Devletin ve iktidarın kendi oteritesini ayakta tutabilmek ve başkasının ona hizmet edebilmesini sağlamak için kendi güvenlik kollarına başvurur. Fanon’un dediği gibi “Sömürgelerde sömürgenin muhatabı sömürücünün ve baskı rejiminin sözcüsü ya jandarmadır ya da askerdir.”

Sömürücü teşhircidir. Güvenlik endişeleriyle sömürge halkına “Burada efendi benim”i yüksek sesle hatırlatır. Sömürgeci, sömürge halkındada dışarıya çıkmasına izin vermediği öfkeyi canlı tutar. Sömürge halkı sömürgeciliğin sık dokunmuş örümcek ağı içine sıkışmıştır.

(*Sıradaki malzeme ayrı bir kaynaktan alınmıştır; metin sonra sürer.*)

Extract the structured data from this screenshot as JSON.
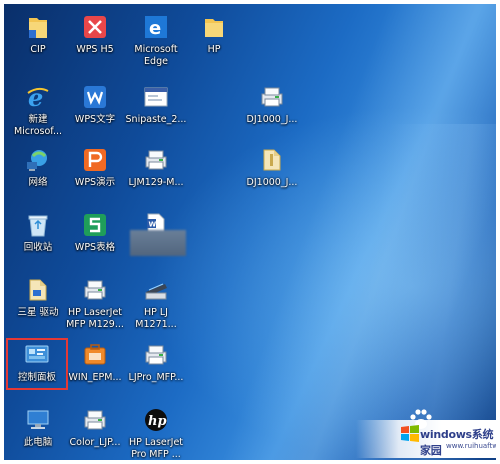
{
  "desktop": {
    "icons": [
      {
        "label": "CIP",
        "icon": "folder-icon"
      },
      {
        "label": "WPS H5",
        "icon": "wps-h5-icon"
      },
      {
        "label": "Microsoft\nEdge",
        "icon": "edge-icon"
      },
      {
        "label": "HP",
        "icon": "folder-icon"
      },
      {
        "label": "新建\nMicrosof...",
        "icon": "ie-icon"
      },
      {
        "label": "WPS文字",
        "icon": "wps-writer-icon"
      },
      {
        "label": "Snipaste_2...",
        "icon": "image-file-icon"
      },
      {
        "label": "DJ1000_J...",
        "icon": "printer-icon"
      },
      {
        "label": "网络",
        "icon": "network-icon"
      },
      {
        "label": "WPS演示",
        "icon": "wps-presentation-icon"
      },
      {
        "label": "LJM129-M...",
        "icon": "printer-icon"
      },
      {
        "label": "DJ1000_J...",
        "icon": "folder-zip-icon"
      },
      {
        "label": "回收站",
        "icon": "recycle-bin-icon"
      },
      {
        "label": "WPS表格",
        "icon": "wps-spreadsheet-icon"
      },
      {
        "label": "",
        "icon": "word-document-icon"
      },
      {
        "label": "三星 驱动",
        "icon": "folder-icon"
      },
      {
        "label": "HP LaserJet\nMFP M129...",
        "icon": "printer-icon"
      },
      {
        "label": "HP LJ\nM1271...",
        "icon": "scanner-icon"
      },
      {
        "label": "控制面板",
        "icon": "control-panel-icon"
      },
      {
        "label": "WIN_EPM...",
        "icon": "toolbox-icon"
      },
      {
        "label": "LJPro_MFP...",
        "icon": "printer-icon"
      },
      {
        "label": "此电脑",
        "icon": "computer-icon"
      },
      {
        "label": "Color_LJP...",
        "icon": "printer-icon"
      },
      {
        "label": "HP LaserJet\nPro MFP ...",
        "icon": "hp-logo-icon"
      }
    ],
    "selected_label": "控制面板"
  },
  "watermark": {
    "text": "windows系统家园",
    "sub": "www.ruihuaftw.com"
  },
  "colors": {
    "selection": "#e53935",
    "label": "#ffffff"
  }
}
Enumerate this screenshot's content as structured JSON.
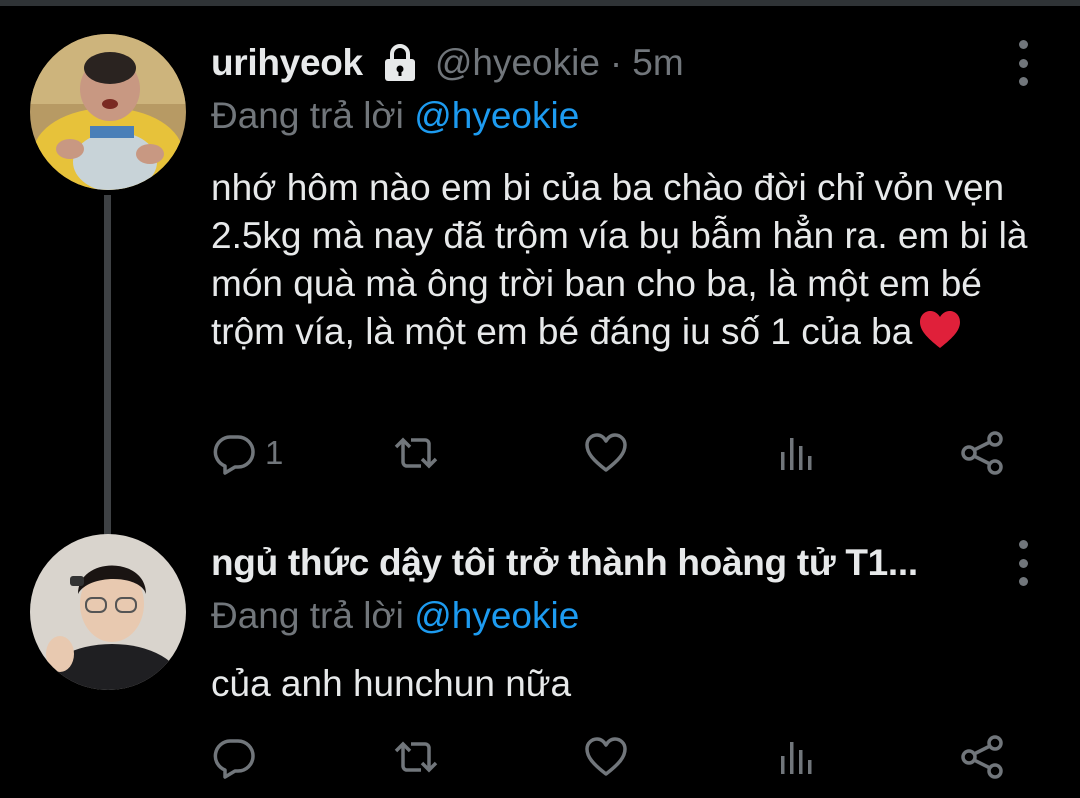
{
  "colors": {
    "background": "#000000",
    "text": "#e7e9ea",
    "muted": "#71767b",
    "mention": "#1d9bf0",
    "thread_line": "#3e4144"
  },
  "tweets": [
    {
      "display_name": "urihyeok",
      "protected_icon": "lock-icon",
      "handle": "@hyeokie",
      "dot": "·",
      "time": "5m",
      "replying_prefix": "Đang trả lời",
      "replying_to": "@hyeokie",
      "text": "nhớ hôm nào em bi của ba chào đời chỉ vỏn vẹn 2.5kg mà nay đã trộm vía bụ bẫm hẳn ra. em bi là món quà mà ông trời ban cho ba, là một em bé trộm vía, là một em bé đáng iu số 1 của ba",
      "emoji": "red-heart-emoji",
      "reply_count": "1"
    },
    {
      "display_name": "ngủ thức dậy tôi trở thành hoàng tử T1...",
      "replying_prefix": "Đang trả lời",
      "replying_to": "@hyeokie",
      "text": "của anh hunchun nữa",
      "reply_count": ""
    }
  ]
}
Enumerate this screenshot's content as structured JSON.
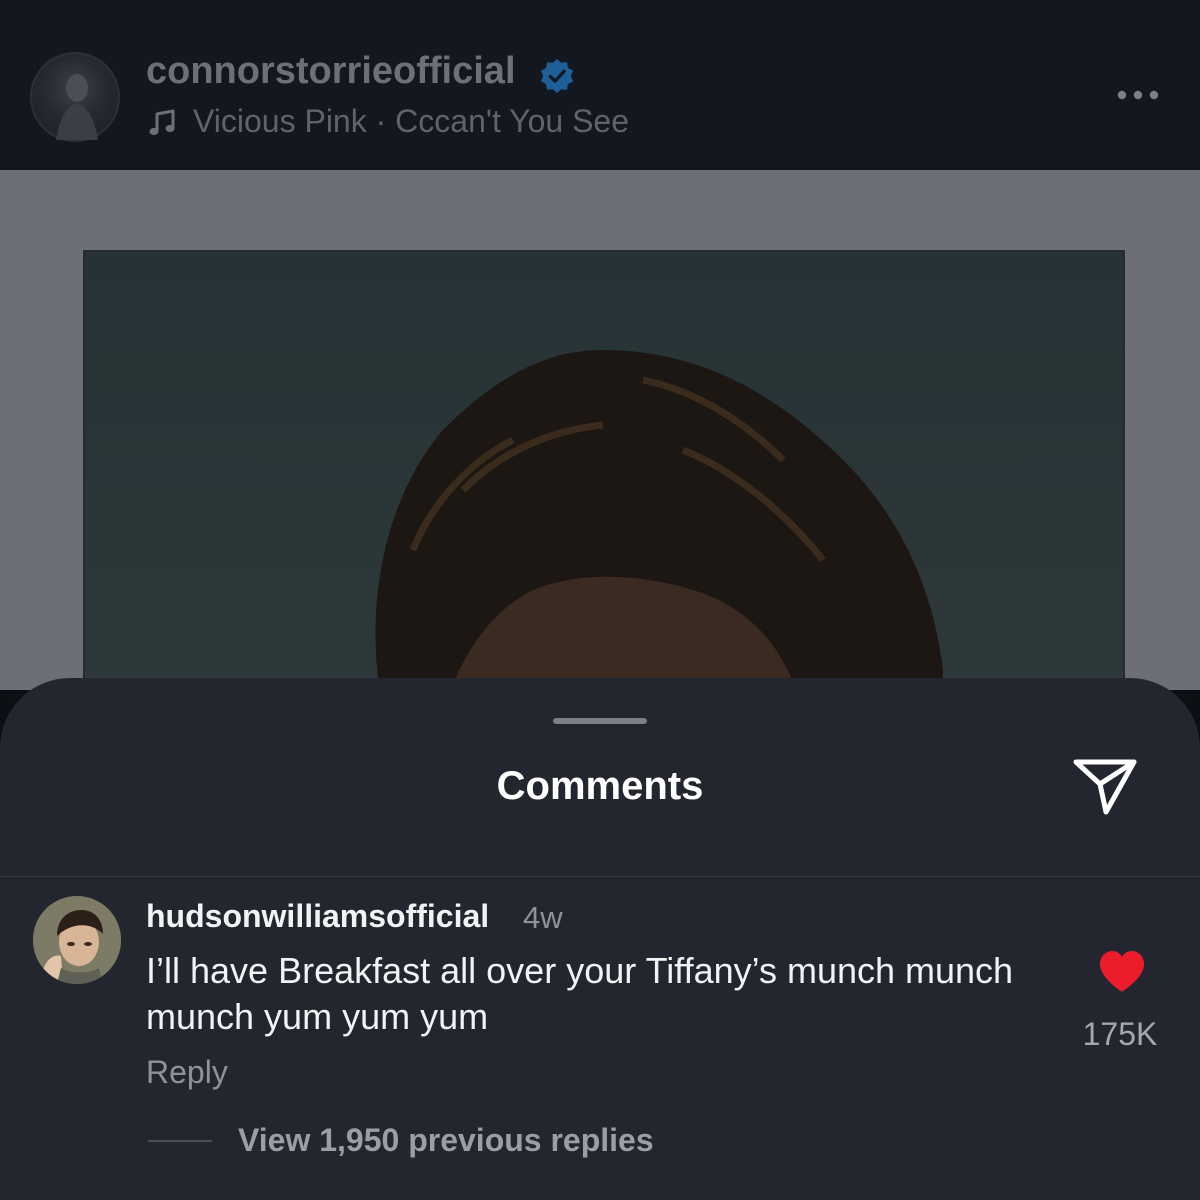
{
  "post": {
    "username": "connorstorrieofficial",
    "song": "Vicious Pink · Cccan't You See",
    "verified_color": "#3897f0"
  },
  "comments_sheet": {
    "title": "Comments",
    "comment": {
      "username": "hudsonwilliamsofficial",
      "time": "4w",
      "text": "I’ll have Breakfast all over your Tiffany’s munch munch munch yum yum yum",
      "reply_label": "Reply",
      "like_count": "175K",
      "liked": true,
      "heart_color": "#ed1c2b"
    },
    "view_replies_label": "View 1,950 previous replies"
  },
  "icons": [
    "verified-icon",
    "music-note-icon",
    "more-options-icon",
    "share-icon",
    "heart-icon"
  ]
}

Ama sömürgecinin içsel olarak sahte bir duyarsızlaşmaya ulaşabildiğini görmüştük. Sömürge halkının kas gerilimi dönem dönem kabileler, klanlar ve bireyler arası kanlı kavgalarda patlar.

Sömürgeci burjuvazi sömürülenlerin iç dinamiklerinden yararlanarak sürekli onlara telkinlerde bulunulması için din adamlarının dini ritüellerinden faydalanır. Sanki bu dünyaya ezene hizmet etmek için yaratıldıklarını söylemektedirler. Verilen telkinler onlarda müthiş bir kadercilik anlayışı yerleşmiştir. F. Fanon’a göre “Sömürgeci burjuvazi sömürgecilerin sakinleştirilmesinde dinden de yararlanır. Sömürge halkı din sayesinde sömürgeciyi dikkate almamayı başarır. Kadercilik ezenin tüm sorumluluğunu ortadan kaldırır, kötülüklerin, sefaletlerin ve yazgının nedeni Tanrı’ya bağlanabilir. Birey bu şekilde Tanrı’nın buyurduğu yıkımı kabul eder, sömürgecinin ve yazgının önünde eğilir, içsel yapısının bir anlamda yeniden yapılanmasıyla taş gibi sakinleşir.”

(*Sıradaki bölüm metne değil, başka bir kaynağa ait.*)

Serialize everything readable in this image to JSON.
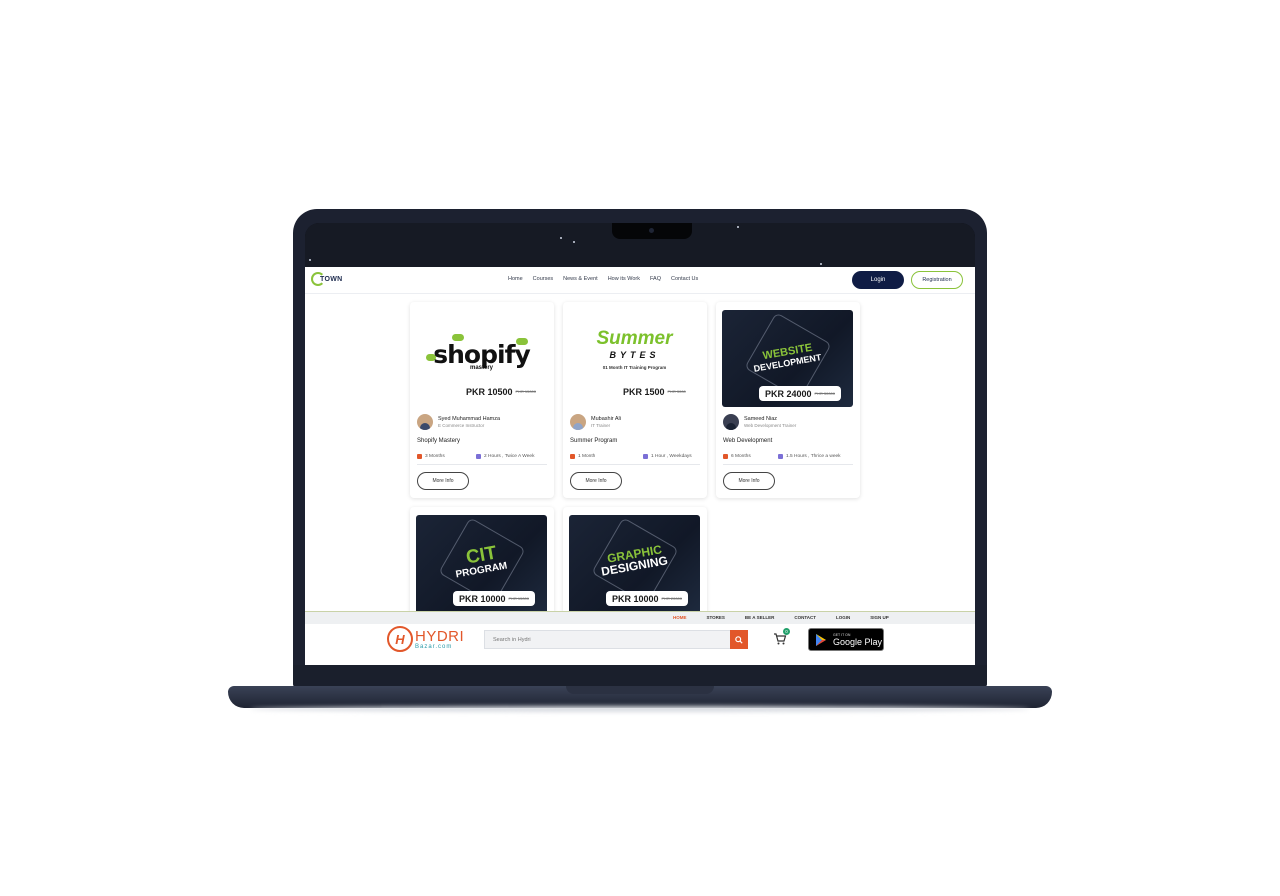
{
  "nav": {
    "logo_text": "TOWN",
    "links": [
      "Home",
      "Courses",
      "News & Event",
      "How its Work",
      "FAQ",
      "Contact Us"
    ],
    "login_label": "Login",
    "registration_label": "Registration"
  },
  "courses": [
    {
      "banner_title": "shopify",
      "banner_subtitle": "mastery",
      "price": "PKR 10500",
      "old_price": "PKR 15000",
      "instructor": "Syed Muhammad Hamza",
      "role": "E Commerce Instructor",
      "name": "Shopify Mastery",
      "duration": "3 Months",
      "schedule": "2 Hours , Twice A Week",
      "button": "More Info"
    },
    {
      "banner_title": "Summer",
      "banner_subtitle": "BYTES",
      "banner_caption": "01 Month IT Training Program",
      "price": "PKR 1500",
      "old_price": "PKR 3000",
      "instructor": "Mubashir Ali",
      "role": "IT Trainer",
      "name": "Summer Program",
      "duration": "1 Month",
      "schedule": "1 Hour , Weekdays",
      "button": "More Info"
    },
    {
      "banner_title": "WEBSITE",
      "banner_subtitle": "DEVELOPMENT",
      "price": "PKR 24000",
      "old_price": "PKR 30000",
      "instructor": "Sameed Niaz",
      "role": "Web Development Trainer",
      "name": "Web Development",
      "duration": "6 Months",
      "schedule": "1.5 Hours , Thrice a week",
      "button": "More Info"
    },
    {
      "banner_title": "CIT",
      "banner_subtitle": "PROGRAM",
      "price": "PKR 10000",
      "old_price": "PKR 15000"
    },
    {
      "banner_title": "GRAPHIC",
      "banner_subtitle": "DESIGNING",
      "price": "PKR 10000",
      "old_price": "PKR 20000"
    }
  ],
  "hydri": {
    "links": [
      "HOME",
      "STORES",
      "BE A SELLER",
      "CONTACT",
      "LOGIN",
      "SIGN UP"
    ],
    "logo_letter": "H",
    "logo_title": "HYDRI",
    "logo_sub": "Bazar.com",
    "search_placeholder": "Search in Hydri",
    "cart_count": "0",
    "gplay_small": "GET IT ON",
    "gplay_big": "Google Play"
  },
  "colors": {
    "accent_green": "#8ac33a",
    "navy": "#0f1c45",
    "hydri_orange": "#e2572a"
  }
}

Hayatının her ayrıntısını sömürgeci sömürene öğretmiştir. Sömürgeci zihniyet sömürülen için bir protetiptir. Sömürülen sömüreni taklid ederek onları yerliliklerinden kurtulup medinileştireceğine inanır. Ancak genel itibari ile sömürgeci anlayış şiddetle ve şiddetin argümanları ile model olduğu için bu seferde bumerang gibi uyguladığı şiddet  kendisine geri döner. F. Fanon bu detayı gözden kaçırmamış.  “Sömürge özgür olmak istiyorsa izlemesi gereken yolu ona sömürgeci göstermiştir. Sömürgecinin seçtiği mantığı ona sömürgeci göstermiştir ve şimdi de ironik bir tersine dönüş ile sömürgecinin şiddetten başka hiçbir şeyden anlamadığının söyleyen sömürge olur.”

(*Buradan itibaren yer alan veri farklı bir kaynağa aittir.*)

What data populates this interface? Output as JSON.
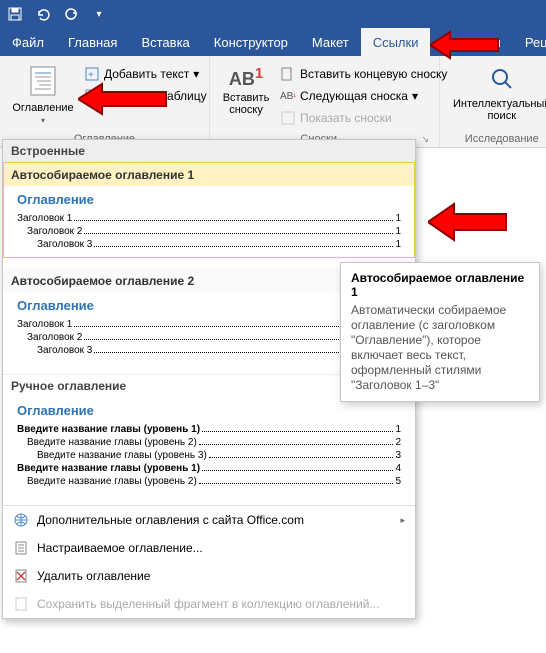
{
  "colors": {
    "brand": "#2b579a",
    "accent_link": "#2e74b5",
    "arrow": "#ff0000"
  },
  "qat": {
    "save": "save-icon",
    "undo": "undo-icon",
    "redo": "redo-icon",
    "customize": "chevron-down-icon"
  },
  "tabs": {
    "items": [
      {
        "label": "Файл"
      },
      {
        "label": "Главная"
      },
      {
        "label": "Вставка"
      },
      {
        "label": "Конструктор"
      },
      {
        "label": "Макет"
      },
      {
        "label": "Ссылки",
        "active": true
      },
      {
        "label": "Рассылки"
      },
      {
        "label": "Реце"
      }
    ]
  },
  "ribbon": {
    "toc": {
      "button": "Оглавление",
      "add_text": "Добавить текст",
      "update_table": "Обновить таблицу",
      "caption": "Оглавление"
    },
    "footnotes": {
      "insert": "Вставить\nсноску",
      "ab": "AB",
      "sup": "1",
      "end": "Вставить концевую сноску",
      "next": "Следующая сноска",
      "show": "Показать сноски",
      "caption": "Сноски"
    },
    "research": {
      "button": "Интеллектуальный\nпоиск",
      "caption": "Исследование"
    }
  },
  "gallery": {
    "section_builtin": "Встроенные",
    "options": [
      {
        "title": "Автособираемое оглавление 1",
        "heading": "Оглавление",
        "lines": [
          {
            "text": "Заголовок 1",
            "page": "1",
            "indent": 0
          },
          {
            "text": "Заголовок 2",
            "page": "1",
            "indent": 1
          },
          {
            "text": "Заголовок 3",
            "page": "1",
            "indent": 2
          }
        ]
      },
      {
        "title": "Автособираемое оглавление 2",
        "heading": "Оглавление",
        "lines": [
          {
            "text": "Заголовок 1",
            "page": "1",
            "indent": 0
          },
          {
            "text": "Заголовок 2",
            "page": "1",
            "indent": 1
          },
          {
            "text": "Заголовок 3",
            "page": "1",
            "indent": 2
          }
        ]
      }
    ],
    "section_manual": "Ручное оглавление",
    "manual": {
      "heading": "Оглавление",
      "lines": [
        {
          "text": "Введите название главы (уровень 1)",
          "page": "1",
          "indent": 0,
          "bold": true
        },
        {
          "text": "Введите название главы (уровень 2)",
          "page": "2",
          "indent": 1
        },
        {
          "text": "Введите название главы (уровень 3)",
          "page": "3",
          "indent": 2
        },
        {
          "text": "Введите название главы (уровень 1)",
          "page": "4",
          "indent": 0,
          "bold": true
        },
        {
          "text": "Введите название главы (уровень 2)",
          "page": "5",
          "indent": 1
        }
      ]
    },
    "menu": {
      "online": "Дополнительные оглавления с сайта Office.com",
      "custom": "Настраиваемое оглавление...",
      "remove": "Удалить оглавление",
      "save_selection": "Сохранить выделенный фрагмент в коллекцию оглавлений..."
    }
  },
  "tooltip": {
    "title": "Автособираемое оглавление 1",
    "body": "Автоматически собираемое оглавление (с заголовком \"Оглавление\"), которое включает весь текст, оформленный стилями \"Заголовок 1–3\""
  }
}
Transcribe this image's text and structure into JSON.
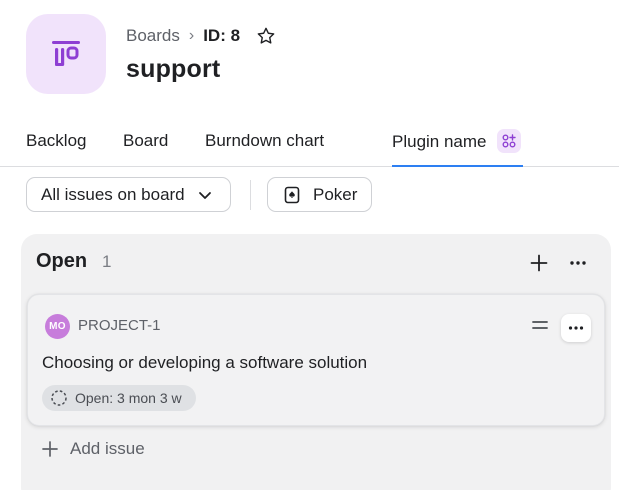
{
  "header": {
    "breadcrumb_root": "Boards",
    "breadcrumb_separator": "›",
    "board_id": "ID: 8",
    "title": "support",
    "logo_icon": "board-logo-icon",
    "star_icon": "star-icon"
  },
  "tabs": [
    {
      "label": "Backlog",
      "active": false
    },
    {
      "label": "Board",
      "active": false
    },
    {
      "label": "Burndown chart",
      "active": false
    },
    {
      "label": "Plugin name",
      "active": true,
      "icon": "plugin-icon"
    }
  ],
  "toolbar": {
    "filter_label": "All issues on board",
    "filter_icon": "chevron-down-icon",
    "poker_label": "Poker",
    "poker_icon": "poker-card-icon"
  },
  "column": {
    "title": "Open",
    "count": "1",
    "add_icon": "plus-icon",
    "more_icon": "more-horizontal-icon",
    "add_issue_label": "Add issue"
  },
  "card": {
    "avatar_initials": "MO",
    "issue_key": "PROJECT-1",
    "summary": "Choosing or developing a software solution",
    "status": "Open: 3 mon 3 w",
    "priority_icon": "priority-medium-icon",
    "status_icon": "status-open-icon"
  },
  "colors": {
    "accent": "#2d7ff2",
    "brand_purple": "#8e3fd3",
    "logo_bg": "#f1e3fb",
    "avatar_bg": "#c77ddb",
    "column_bg": "#f1f1f2"
  }
}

Emperyalizm bir ulusu, halkı ve milleti sindirmek için asimilasyon politikalarına başvurur. Kendi dilini ve kültürünü ikonlaştırarak sömürülen sınıfı kendi kültürüne hayran bırakır. Jean Paul Sartre önsözde şöyle söyler “Sömürgelerdeki şiddet bu köleleştirilmiş halkı sindirmeyi amaçlamakla kalmaz, aynı zamanda onları insanlıktan çıkarmayıda amaçlar.Onların geleneklerini yok etmek, onların dillerinin yerine kendi dilimizi geçirmek ve kendi kültürümüzü bile vermeden onların kültürünü yok etmek için herşey yapılır; aşırı yogunlukla sersemleştirileceklerdir.”

Sömürgecinin işi sömürgenin özgürlüğü düşlemesini bile olanaksız kılmaktır. “Ne sömüren aynı kalacaktır ne de sömüren diye eşsiz bir önerme ortaya atan düşünürdür.”                                         Tarihteki olayları olgulasal olarak incelersek dönüpte arkamıza tefferuatlı bakmamız gerekir. Walter Benjamin’in dediği gibi “Tarihi yazanlar egemenlerdir.” Hakkaniyet fikri yeryüzünde hakim olmadığı sürece ezenle ezilenin mücadelesi bitmeyecektir. F. Fanon haklı olarak marksizmin fikirlerinden de beslenerek sınıfsal mücadelelere göndermelerde bulunur. “Hakkı olanı istemek, insanoğlunun onurlu bir varlık olduğunu yaşamak mücadelesinin en temel öğesi. Muhtemeldir ki ilk insandan beri bu öyle ve insanoğlu hakkı olana sahip olmayanlar, hakkı olana sahip olanlar ve hakkı olandan fazlasını gasp edenler olarak sınıflara bölündü.”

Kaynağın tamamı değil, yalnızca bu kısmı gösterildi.